Critical Analysis Of Laws Related To Insider Trading
- IJLLR Journal
- May 24, 2024
- 2 min read
Priya Kumari, Hidayatullah National Law University (Raipur)
Aniket Sahu, Hidayatullah National Law University (Raipur)
ABSTRACT
This paper provides a comprehensive critical analysis of the laws related to insider trading in India, exploring the evolution, effectiveness, and enforcement of these regulations. Insider trading, defined as the trading of a company's securities by individuals with access to non-public, price- sensitive information, undermines market integrity and investor confidence. The study begins with an examination of historical legislative efforts, starting with the Capital Issues (Control) Act of 1947 and progressing through significant committee recommendations, including those of the Thomas Committee (1948), Sachar Committee (1979), Patel Committee (1986), and Abid Hussain Committee (1989). Each of these reports underscored the necessity for robust regulatory frameworks to prevent the misuse of confidential information by company insiders. The establishment of the Securities and Exchange Board of India (SEBI) in 1988 marked a pivotal moment in the regulation of insider trading, culminating in the enactment of the SEBI Act of 1992. SEBI's mandate includes the prohibition of insider trading, price manipulation, and the protection of investor interests. The paper discusses key legislative milestones, such as the SEBI (Prohibition of Insider Trading) Regulations of 1992 and its subsequent amendments in 2002 and 2015, which introduced stringent compliance and disclosure requirements.
The analysis highlights notable case studies, including the Reliance Industries case (2007) and the Infosys insider trading scandal (2020), illustrating the challenges and complexities of enforcing insider trading laws. The paper further examines the role of compliance officers, continuous surveillance mechanisms, and the importance of a transparent disclosure regime in mitigating insider trading risks.

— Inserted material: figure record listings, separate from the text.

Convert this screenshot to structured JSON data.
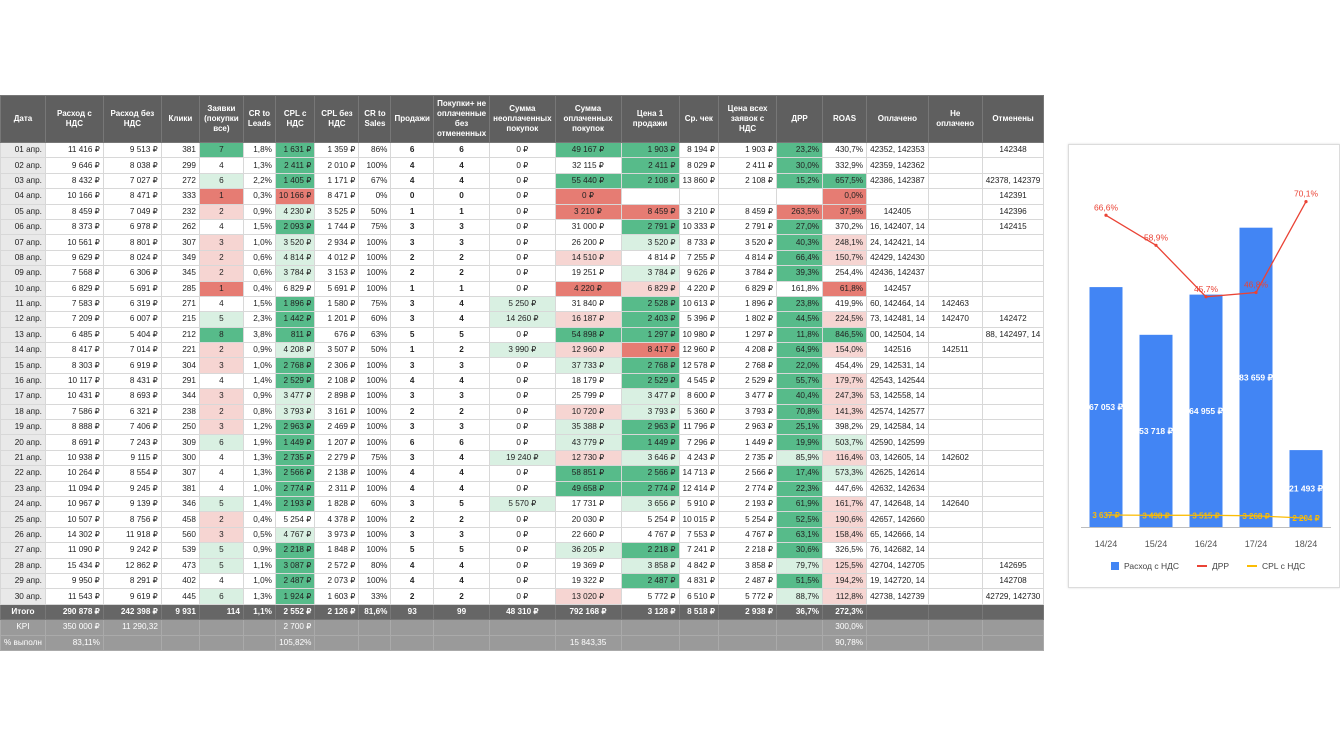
{
  "columns": [
    "Дата",
    "Расход с НДС",
    "Расход без НДС",
    "Клики",
    "Заявки (покупки все)",
    "CR to Leads",
    "CPL с НДС",
    "CPL без НДС",
    "CR to Sales",
    "Продажи",
    "Покупки+ не оплаченные без отмененных",
    "Сумма неоплаченных покупок",
    "Сумма оплаченных покупок",
    "Цена 1 продажи",
    "Ср. чек",
    "Цена всех заявок с НДС",
    "ДРР",
    "ROAS",
    "Оплачено",
    "Не оплачено",
    "Отменены"
  ],
  "rows": [
    [
      "01 апр.",
      "11 416 ₽",
      "9 513 ₽",
      "381",
      "7",
      "1,8%",
      "1 631 ₽",
      "1 359 ₽",
      "86%",
      "6",
      "6",
      "0 ₽",
      "49 167 ₽",
      "1 903 ₽",
      "8 194 ₽",
      "1 903 ₽",
      "23,2%",
      "430,7%",
      "42352, 142353",
      "",
      "142348"
    ],
    [
      "02 апр.",
      "9 646 ₽",
      "8 038 ₽",
      "299",
      "4",
      "1,3%",
      "2 411 ₽",
      "2 010 ₽",
      "100%",
      "4",
      "4",
      "0 ₽",
      "32 115 ₽",
      "2 411 ₽",
      "8 029 ₽",
      "2 411 ₽",
      "30,0%",
      "332,9%",
      "42359, 142362",
      "",
      ""
    ],
    [
      "03 апр.",
      "8 432 ₽",
      "7 027 ₽",
      "272",
      "6",
      "2,2%",
      "1 405 ₽",
      "1 171 ₽",
      "67%",
      "4",
      "4",
      "0 ₽",
      "55 440 ₽",
      "2 108 ₽",
      "13 860 ₽",
      "2 108 ₽",
      "15,2%",
      "657,5%",
      "42386, 142387",
      "",
      "42378, 142379"
    ],
    [
      "04 апр.",
      "10 166 ₽",
      "8 471 ₽",
      "333",
      "1",
      "0,3%",
      "10 166 ₽",
      "8 471 ₽",
      "0%",
      "0",
      "0",
      "0 ₽",
      "0 ₽",
      "",
      "",
      "",
      "",
      "0,0%",
      "",
      "",
      "142391"
    ],
    [
      "05 апр.",
      "8 459 ₽",
      "7 049 ₽",
      "232",
      "2",
      "0,9%",
      "4 230 ₽",
      "3 525 ₽",
      "50%",
      "1",
      "1",
      "0 ₽",
      "3 210 ₽",
      "8 459 ₽",
      "3 210 ₽",
      "8 459 ₽",
      "263,5%",
      "37,9%",
      "142405",
      "",
      "142396"
    ],
    [
      "06 апр.",
      "8 373 ₽",
      "6 978 ₽",
      "262",
      "4",
      "1,5%",
      "2 093 ₽",
      "1 744 ₽",
      "75%",
      "3",
      "3",
      "0 ₽",
      "31 000 ₽",
      "2 791 ₽",
      "10 333 ₽",
      "2 791 ₽",
      "27,0%",
      "370,2%",
      "16, 142407, 14",
      "",
      "142415"
    ],
    [
      "07 апр.",
      "10 561 ₽",
      "8 801 ₽",
      "307",
      "3",
      "1,0%",
      "3 520 ₽",
      "2 934 ₽",
      "100%",
      "3",
      "3",
      "0 ₽",
      "26 200 ₽",
      "3 520 ₽",
      "8 733 ₽",
      "3 520 ₽",
      "40,3%",
      "248,1%",
      "24, 142421, 14",
      "",
      ""
    ],
    [
      "08 апр.",
      "9 629 ₽",
      "8 024 ₽",
      "349",
      "2",
      "0,6%",
      "4 814 ₽",
      "4 012 ₽",
      "100%",
      "2",
      "2",
      "0 ₽",
      "14 510 ₽",
      "4 814 ₽",
      "7 255 ₽",
      "4 814 ₽",
      "66,4%",
      "150,7%",
      "42429, 142430",
      "",
      ""
    ],
    [
      "09 апр.",
      "7 568 ₽",
      "6 306 ₽",
      "345",
      "2",
      "0,6%",
      "3 784 ₽",
      "3 153 ₽",
      "100%",
      "2",
      "2",
      "0 ₽",
      "19 251 ₽",
      "3 784 ₽",
      "9 626 ₽",
      "3 784 ₽",
      "39,3%",
      "254,4%",
      "42436, 142437",
      "",
      ""
    ],
    [
      "10 апр.",
      "6 829 ₽",
      "5 691 ₽",
      "285",
      "1",
      "0,4%",
      "6 829 ₽",
      "5 691 ₽",
      "100%",
      "1",
      "1",
      "0 ₽",
      "4 220 ₽",
      "6 829 ₽",
      "4 220 ₽",
      "6 829 ₽",
      "161,8%",
      "61,8%",
      "142457",
      "",
      ""
    ],
    [
      "11 апр.",
      "7 583 ₽",
      "6 319 ₽",
      "271",
      "4",
      "1,5%",
      "1 896 ₽",
      "1 580 ₽",
      "75%",
      "3",
      "4",
      "5 250 ₽",
      "31 840 ₽",
      "2 528 ₽",
      "10 613 ₽",
      "1 896 ₽",
      "23,8%",
      "419,9%",
      "60, 142464, 14",
      "142463",
      ""
    ],
    [
      "12 апр.",
      "7 209 ₽",
      "6 007 ₽",
      "215",
      "5",
      "2,3%",
      "1 442 ₽",
      "1 201 ₽",
      "60%",
      "3",
      "4",
      "14 260 ₽",
      "16 187 ₽",
      "2 403 ₽",
      "5 396 ₽",
      "1 802 ₽",
      "44,5%",
      "224,5%",
      "73, 142481, 14",
      "142470",
      "142472"
    ],
    [
      "13 апр.",
      "6 485 ₽",
      "5 404 ₽",
      "212",
      "8",
      "3,8%",
      "811 ₽",
      "676 ₽",
      "63%",
      "5",
      "5",
      "0 ₽",
      "54 898 ₽",
      "1 297 ₽",
      "10 980 ₽",
      "1 297 ₽",
      "11,8%",
      "846,5%",
      "00, 142504, 14",
      "",
      "88, 142497, 14"
    ],
    [
      "14 апр.",
      "8 417 ₽",
      "7 014 ₽",
      "221",
      "2",
      "0,9%",
      "4 208 ₽",
      "3 507 ₽",
      "50%",
      "1",
      "2",
      "3 990 ₽",
      "12 960 ₽",
      "8 417 ₽",
      "12 960 ₽",
      "4 208 ₽",
      "64,9%",
      "154,0%",
      "142516",
      "142511",
      ""
    ],
    [
      "15 апр.",
      "8 303 ₽",
      "6 919 ₽",
      "304",
      "3",
      "1,0%",
      "2 768 ₽",
      "2 306 ₽",
      "100%",
      "3",
      "3",
      "0 ₽",
      "37 733 ₽",
      "2 768 ₽",
      "12 578 ₽",
      "2 768 ₽",
      "22,0%",
      "454,4%",
      "29, 142531, 14",
      "",
      ""
    ],
    [
      "16 апр.",
      "10 117 ₽",
      "8 431 ₽",
      "291",
      "4",
      "1,4%",
      "2 529 ₽",
      "2 108 ₽",
      "100%",
      "4",
      "4",
      "0 ₽",
      "18 179 ₽",
      "2 529 ₽",
      "4 545 ₽",
      "2 529 ₽",
      "55,7%",
      "179,7%",
      "42543, 142544",
      "",
      ""
    ],
    [
      "17 апр.",
      "10 431 ₽",
      "8 693 ₽",
      "344",
      "3",
      "0,9%",
      "3 477 ₽",
      "2 898 ₽",
      "100%",
      "3",
      "3",
      "0 ₽",
      "25 799 ₽",
      "3 477 ₽",
      "8 600 ₽",
      "3 477 ₽",
      "40,4%",
      "247,3%",
      "53, 142558, 14",
      "",
      ""
    ],
    [
      "18 апр.",
      "7 586 ₽",
      "6 321 ₽",
      "238",
      "2",
      "0,8%",
      "3 793 ₽",
      "3 161 ₽",
      "100%",
      "2",
      "2",
      "0 ₽",
      "10 720 ₽",
      "3 793 ₽",
      "5 360 ₽",
      "3 793 ₽",
      "70,8%",
      "141,3%",
      "42574, 142577",
      "",
      ""
    ],
    [
      "19 апр.",
      "8 888 ₽",
      "7 406 ₽",
      "250",
      "3",
      "1,2%",
      "2 963 ₽",
      "2 469 ₽",
      "100%",
      "3",
      "3",
      "0 ₽",
      "35 388 ₽",
      "2 963 ₽",
      "11 796 ₽",
      "2 963 ₽",
      "25,1%",
      "398,2%",
      "29, 142584, 14",
      "",
      ""
    ],
    [
      "20 апр.",
      "8 691 ₽",
      "7 243 ₽",
      "309",
      "6",
      "1,9%",
      "1 449 ₽",
      "1 207 ₽",
      "100%",
      "6",
      "6",
      "0 ₽",
      "43 779 ₽",
      "1 449 ₽",
      "7 296 ₽",
      "1 449 ₽",
      "19,9%",
      "503,7%",
      "42590, 142599",
      "",
      ""
    ],
    [
      "21 апр.",
      "10 938 ₽",
      "9 115 ₽",
      "300",
      "4",
      "1,3%",
      "2 735 ₽",
      "2 279 ₽",
      "75%",
      "3",
      "4",
      "19 240 ₽",
      "12 730 ₽",
      "3 646 ₽",
      "4 243 ₽",
      "2 735 ₽",
      "85,9%",
      "116,4%",
      "03, 142605, 14",
      "142602",
      ""
    ],
    [
      "22 апр.",
      "10 264 ₽",
      "8 554 ₽",
      "307",
      "4",
      "1,3%",
      "2 566 ₽",
      "2 138 ₽",
      "100%",
      "4",
      "4",
      "0 ₽",
      "58 851 ₽",
      "2 566 ₽",
      "14 713 ₽",
      "2 566 ₽",
      "17,4%",
      "573,3%",
      "42625, 142614",
      "",
      ""
    ],
    [
      "23 апр.",
      "11 094 ₽",
      "9 245 ₽",
      "381",
      "4",
      "1,0%",
      "2 774 ₽",
      "2 311 ₽",
      "100%",
      "4",
      "4",
      "0 ₽",
      "49 658 ₽",
      "2 774 ₽",
      "12 414 ₽",
      "2 774 ₽",
      "22,3%",
      "447,6%",
      "42632, 142634",
      "",
      ""
    ],
    [
      "24 апр.",
      "10 967 ₽",
      "9 139 ₽",
      "346",
      "5",
      "1,4%",
      "2 193 ₽",
      "1 828 ₽",
      "60%",
      "3",
      "5",
      "5 570 ₽",
      "17 731 ₽",
      "3 656 ₽",
      "5 910 ₽",
      "2 193 ₽",
      "61,9%",
      "161,7%",
      "47, 142648, 14",
      "142640",
      ""
    ],
    [
      "25 апр.",
      "10 507 ₽",
      "8 756 ₽",
      "458",
      "2",
      "0,4%",
      "5 254 ₽",
      "4 378 ₽",
      "100%",
      "2",
      "2",
      "0 ₽",
      "20 030 ₽",
      "5 254 ₽",
      "10 015 ₽",
      "5 254 ₽",
      "52,5%",
      "190,6%",
      "42657, 142660",
      "",
      ""
    ],
    [
      "26 апр.",
      "14 302 ₽",
      "11 918 ₽",
      "560",
      "3",
      "0,5%",
      "4 767 ₽",
      "3 973 ₽",
      "100%",
      "3",
      "3",
      "0 ₽",
      "22 660 ₽",
      "4 767 ₽",
      "7 553 ₽",
      "4 767 ₽",
      "63,1%",
      "158,4%",
      "65, 142666, 14",
      "",
      ""
    ],
    [
      "27 апр.",
      "11 090 ₽",
      "9 242 ₽",
      "539",
      "5",
      "0,9%",
      "2 218 ₽",
      "1 848 ₽",
      "100%",
      "5",
      "5",
      "0 ₽",
      "36 205 ₽",
      "2 218 ₽",
      "7 241 ₽",
      "2 218 ₽",
      "30,6%",
      "326,5%",
      "76, 142682, 14",
      "",
      ""
    ],
    [
      "28 апр.",
      "15 434 ₽",
      "12 862 ₽",
      "473",
      "5",
      "1,1%",
      "3 087 ₽",
      "2 572 ₽",
      "80%",
      "4",
      "4",
      "0 ₽",
      "19 369 ₽",
      "3 858 ₽",
      "4 842 ₽",
      "3 858 ₽",
      "79,7%",
      "125,5%",
      "42704, 142705",
      "",
      "142695"
    ],
    [
      "29 апр.",
      "9 950 ₽",
      "8 291 ₽",
      "402",
      "4",
      "1,0%",
      "2 487 ₽",
      "2 073 ₽",
      "100%",
      "4",
      "4",
      "0 ₽",
      "19 322 ₽",
      "2 487 ₽",
      "4 831 ₽",
      "2 487 ₽",
      "51,5%",
      "194,2%",
      "19, 142720, 14",
      "",
      "142708"
    ],
    [
      "30 апр.",
      "11 543 ₽",
      "9 619 ₽",
      "445",
      "6",
      "1,3%",
      "1 924 ₽",
      "1 603 ₽",
      "33%",
      "2",
      "2",
      "0 ₽",
      "13 020 ₽",
      "5 772 ₽",
      "6 510 ₽",
      "5 772 ₽",
      "88,7%",
      "112,8%",
      "42738, 142739",
      "",
      "42729, 142730"
    ]
  ],
  "total_row": [
    "Итого",
    "290 878 ₽",
    "242 398 ₽",
    "9 931",
    "114",
    "1,1%",
    "2 552 ₽",
    "2 126 ₽",
    "81,6%",
    "93",
    "99",
    "48 310 ₽",
    "792 168 ₽",
    "3 128 ₽",
    "8 518 ₽",
    "2 938 ₽",
    "36,7%",
    "272,3%",
    "",
    "",
    ""
  ],
  "kpi_row": [
    "KPI",
    "350 000 ₽",
    "11 290,32",
    "",
    "",
    "",
    "2 700 ₽",
    "",
    "",
    "",
    "",
    "",
    "",
    "",
    "",
    "",
    "",
    "300,0%",
    "",
    "",
    ""
  ],
  "perf_row": [
    "% выполн",
    "83,11%",
    "",
    "",
    "",
    "",
    "105,82%",
    "",
    "",
    "",
    "",
    "",
    "15 843,35",
    "",
    "",
    "",
    "",
    "90,78%",
    "",
    "",
    ""
  ],
  "colors": {
    "header_bg": "#5f5f5f",
    "green_strong": "#57bb8a",
    "green_light": "#d9f0e2",
    "red_strong": "#e67c73",
    "red_light": "#f6d5d2",
    "bar": "#4285f4",
    "line_drr": "#ea4335",
    "line_cpl": "#fbbc04"
  },
  "chart_data": {
    "type": "bar",
    "categories": [
      "14/24",
      "15/24",
      "16/24",
      "17/24",
      "18/24"
    ],
    "series": [
      {
        "name": "Расход с НДС",
        "type": "bar",
        "values": [
          67053,
          53718,
          64955,
          83659,
          21493
        ],
        "labels": [
          "67 053 ₽",
          "53 718 ₽",
          "64 955 ₽",
          "83 659 ₽",
          "21 493 ₽"
        ]
      },
      {
        "name": "ДРР",
        "type": "line",
        "values": [
          66.6,
          58.9,
          45.7,
          46.8,
          70.1
        ],
        "labels": [
          "66,6%",
          "58,9%",
          "45,7%",
          "46,8%",
          "70,1%"
        ]
      },
      {
        "name": "CPL с НДС",
        "type": "line",
        "values": [
          3637,
          3498,
          3515,
          3268,
          2204
        ],
        "labels": [
          "3 637 ₽",
          "3 498 ₽",
          "3 515 ₽",
          "3 268 ₽",
          "2 204 ₽"
        ]
      }
    ],
    "legend_position": "bottom",
    "grid": false
  }
}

Finally, the paper emphasizes the detrimental impact of insider trading on market integrity, investor trust, and foreign investment, advocating for stricter enforcement measures and enhanced regulatory oversight. Recommendations for improving the existing legal framework include the adoption of advanced technological solutions, such as artificial intelligence, to detect and prevent illicit trading activities effectively.